Road to Evenmind was originally formed by most of the band members comprising it nowadays, but as a completely different band. As 7-year-old kids, May Fall and Yaniv David lacked both the life and musical experience so crucial to the functioning of the modern RotEv, not to mention the knowledge of the English language. Affected by the thriving rock scene of the early 90s, both decided to be a part of the revolution and start their own rock band. At this stage, without any musical background, the music was played on random instruments, and at other times - on things that looked like instruments.
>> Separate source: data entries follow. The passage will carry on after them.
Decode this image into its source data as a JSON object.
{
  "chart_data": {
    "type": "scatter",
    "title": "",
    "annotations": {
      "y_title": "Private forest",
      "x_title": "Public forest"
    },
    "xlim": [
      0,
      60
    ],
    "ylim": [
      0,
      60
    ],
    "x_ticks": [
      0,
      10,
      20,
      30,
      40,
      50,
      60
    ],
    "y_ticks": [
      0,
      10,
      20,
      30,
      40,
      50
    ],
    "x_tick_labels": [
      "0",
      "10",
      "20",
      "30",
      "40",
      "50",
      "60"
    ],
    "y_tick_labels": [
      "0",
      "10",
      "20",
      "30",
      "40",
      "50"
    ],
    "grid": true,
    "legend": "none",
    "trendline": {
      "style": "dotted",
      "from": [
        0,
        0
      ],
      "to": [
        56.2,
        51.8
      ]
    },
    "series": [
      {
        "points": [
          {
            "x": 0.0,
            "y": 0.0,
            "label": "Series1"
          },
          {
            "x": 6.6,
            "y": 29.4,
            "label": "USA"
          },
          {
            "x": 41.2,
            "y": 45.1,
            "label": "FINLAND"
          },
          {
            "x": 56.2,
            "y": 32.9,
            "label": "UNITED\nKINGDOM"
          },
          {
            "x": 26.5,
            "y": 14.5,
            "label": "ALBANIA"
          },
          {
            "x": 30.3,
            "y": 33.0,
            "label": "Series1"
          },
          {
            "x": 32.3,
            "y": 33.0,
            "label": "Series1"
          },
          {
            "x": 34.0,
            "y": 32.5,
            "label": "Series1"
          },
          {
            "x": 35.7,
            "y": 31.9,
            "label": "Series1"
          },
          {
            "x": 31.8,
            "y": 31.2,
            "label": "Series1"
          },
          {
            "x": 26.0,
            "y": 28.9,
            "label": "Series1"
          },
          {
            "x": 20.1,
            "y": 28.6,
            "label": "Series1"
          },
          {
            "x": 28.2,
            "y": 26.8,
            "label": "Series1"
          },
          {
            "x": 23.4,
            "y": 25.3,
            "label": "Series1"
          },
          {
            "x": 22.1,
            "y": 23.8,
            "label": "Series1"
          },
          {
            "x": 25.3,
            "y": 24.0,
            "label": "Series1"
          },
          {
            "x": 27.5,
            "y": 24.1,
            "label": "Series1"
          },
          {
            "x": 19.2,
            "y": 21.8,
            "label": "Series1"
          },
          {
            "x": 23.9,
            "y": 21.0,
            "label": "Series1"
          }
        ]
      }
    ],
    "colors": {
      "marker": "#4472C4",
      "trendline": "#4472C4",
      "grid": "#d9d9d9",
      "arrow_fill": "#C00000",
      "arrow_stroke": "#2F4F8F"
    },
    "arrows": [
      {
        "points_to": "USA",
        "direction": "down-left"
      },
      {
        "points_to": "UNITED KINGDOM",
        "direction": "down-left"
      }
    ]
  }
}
Two years later, I. David Robin joined the band, turning it into a trio, and by that time every member had his own acoustic guitar. Through '94-'97, the band, then called Rotev (a Hebrew word for ‘sauce’), recorded many tapes with original songs in Hebrew, with constant rotation on the instruments between the three (everyone had his share with acoustic guitar, percussion or vocals). Every year brought new chords and new ideas, and in '98 the first transition in the band's history took place when it switched to electric instruments. Every member got his permanent role - I. David and Yaniv on guitars, May on keyboards and lead vocals (covering also the bass parts until not much later, when Yaniv grabbed the bass guitar), with a fourth band member, the drummer, later joining to form the band's new line-up.
The band started performing and recording CDs, gaining reputation on the local scene, and in 2002 started working on a self-produced studio album which turned out to be a very long and complex project. The album, called "Pandemonium", led the band to the conclusion that due to the unusual musical style the band had evolved into, singing in Hebrew would restrict it to a very small and local audience, not exploiting the music's global potential, and so it was decided to start singing in English. That move completed the second big transition in the band's history, although the original Hebrew name, even as meaningless as it was, had gained too much sentimentality for the band to get rid of after ten years, so it was kept just as it was without meaning.
During the last months of the album production reality knocked at the band's door, reminding them that although they sing in English, they still live in Israel and they have go to the army.The album was released independently, but for the next three years of army service the band reduced its activity significantly, holding only occasional rehearsals and writing new material.The band members got released from service in the summer of 2006, and not much later, Kfir Ben Aroia took the drummer's seat to complete the band's best line-up to date. The return of the band to civilian freedom was very symbolic after having waited for it for three years. This time they were able to dedicate their lives completely to achieving their goals as a band, without outside interference.
It took them a year until they had their own studio, wired and ready to begin the sessions of their new album, "Diagnosis: Unsolved", which they’ve written over three long years. The process was very long and exhausting - producing and recording every track themselves, performing tasks from the most creative to the most Sisyphean. Towards the end of the sessions their studio was flooded, so they decided to move in together as a band to a villa (which they called the Rotevilla) where they could finish the recording in the studio they constructed there, rehearsing in the rehearsal room they built in the basement.
After almost two years of hard work the recording sessions were done, but the lack was felt of the final touch of a true expert, so they contacted the multi-platinum selling producer Michael Wagener to mix the album. Wagener upgraded it tremendously, sealing it with a tight and powerful sound. The album, "Diagnosis: Unsolved" has turned out to be a deep and meaningful piece of work which the band feel can lead them to their desired breakthrough. But a last change had to be made. After every word in the lyrics had been given thought, it didn't feel right that the band's name hadn't gone through the same process. While trying desperately to preserve the old name, the band disassembled it to every possible term, phrase or unreasonable word sequence. Although out of necessity, they've now found the perfect meaning of their old name, which has eventually turned out to be their new one. As written in the introduction, Road to Evenmind is basically everything the band is about, and much more than that.